Granola-munching tree hugger. SF native, Dupont DC res. ANC commissioner. Transit, micromobility, housing, urbanism advocate. Great cook. Cranky bear. #GoBears!
DC's 311 app has been broken since May 1, which isn't acceptable for something residents rely on to report sidewalk issues, missed trash pickups, and broken streetlights. I got curious whether the outage actually showed up in the submission numbers. So I pulled the open data. 🧵
🚨 ANOTHER DC911/OUC WATER RESCUE FAIL 🚨
As long as you have an address and call type, it shouldn't take 911 four minutes to dispatch firefighters and EMS to any emergency. Just look at these times from Friday night's drowning (and listen below):
· 9:58 PM: A fireboat reports a person in the Anacostia River at James Creek Marina. (Time elapsed: 10 seconds).
· 10:02 PM: OUC finally dispatches the water rescue assignment. (Time elapsed: 4 minutes)
A 4-minute delay for a person in the water. This joins a growing, dangerous pattern of DC911/@OUC_DC failures during water rescues, including one just two weeks earlier. It's also a reminder of another mishandled emergency.
It took DC911 four minutes to dispatch @dcfireems to the fatal 2019 Kennedy Street fire. That call also came in by radio—from a DC police officer desperately trying to save the two people who ultimately died.
Kennedy Street is what originally prompted my renewed focus on OUC. Instead of admitting a mistake, then-director Karima Holmes made excuses. Mayor Muriel Bowser’s administration helped cover it up by allowing OUC to be the only city agency involved in the Kennedy Street tragedy to "investigate" itself.
OUC has continued to "investigate" itself through at least 20 subsequent deaths involving dispatch delays and errors. The lack of transparent after-action reports, robust quality assurance, and real accountability is exactly why—seven years later—we are still talking about unacceptable 4-minute dispatch times.
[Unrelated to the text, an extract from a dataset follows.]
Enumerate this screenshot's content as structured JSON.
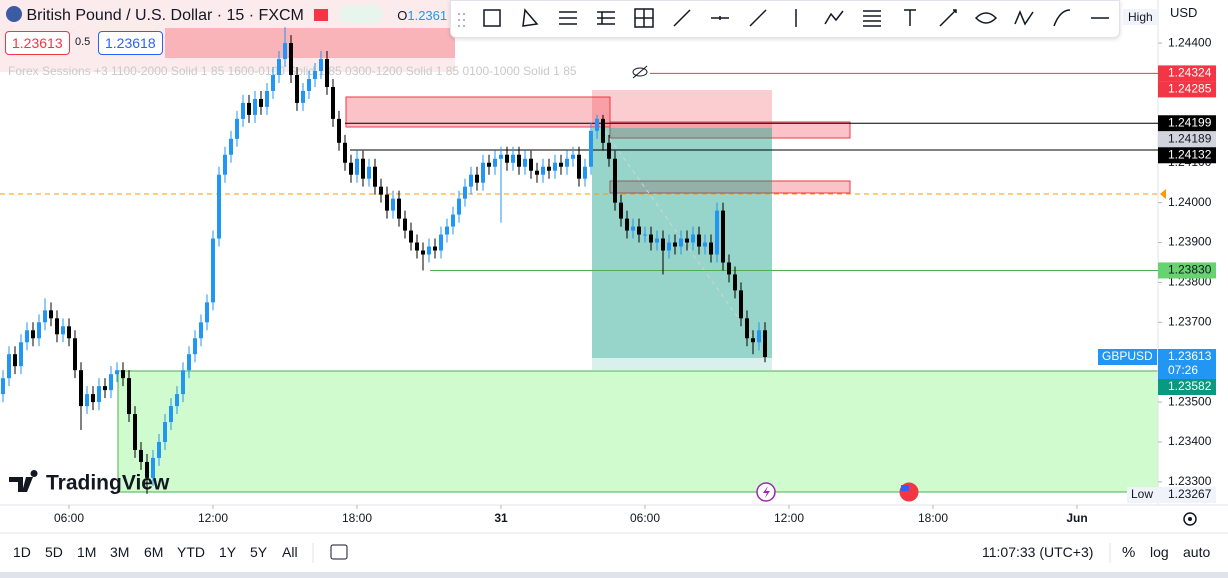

Thanks to @HCBright10 and @matthewyoung31 for their assistance on this incident.
#FixDC911 #DC911 #911Fail
@CMRobertWhiteDC@AnitaBondsDC@Janeese4DC@CMZParker5@CHendersonBauer@charlesallen@ChmnMendelson@BrianneKNadeau
@MatthewFrumin
@CMWendellFelder@DoniCrawford@CMBrookePinto@kenyanmcduffie@tweetelissa@RiniSampath@goodweather4dc@cuneytdil@EmmaUber7@TheArtist_MBS@oigdc@kpattdc@dclinenews@tomsherwood@NFTC_News@RamirezReports@SegravesNBC4@ANCCostello@johnson4b06@ANCJonah@MayorBowser@SafeDC@theHillisHome@PoPville@abeaujon@SchreiberSara@CapitalJeff@Brightwoodian@AlexKomaDC@maustermuhle
@BenLaytly@Lokay@mattyglesias The perpetual problem is DPW doesn't have the resources for timely or 7-day enforcement. That is because they refuse to even draw up a plan and budget for it; and the Mayor refuses to task them or give them funding to do so. @Janeese4DC@CMBrookePinto
@andrewdefrank@crum_madison_@tomsherwood@ricebilldc We recommended DDOT consider in 2018-19 for 16th, H & I. Something something federal something something durability in urban application something something different equipment something something cost. Good to see they are at least exploring it now.
@kevsaucebro What sucks is certain estabs that don't gaf abt their nbrs. I chose Dupont because of the diverse nightlife. My block had 5 gay bars w/rare trbl. Repld by new that caused 10 yrs of nightmares. ABRA refused to enforce their own rules. Since those eatabs left no more trbl.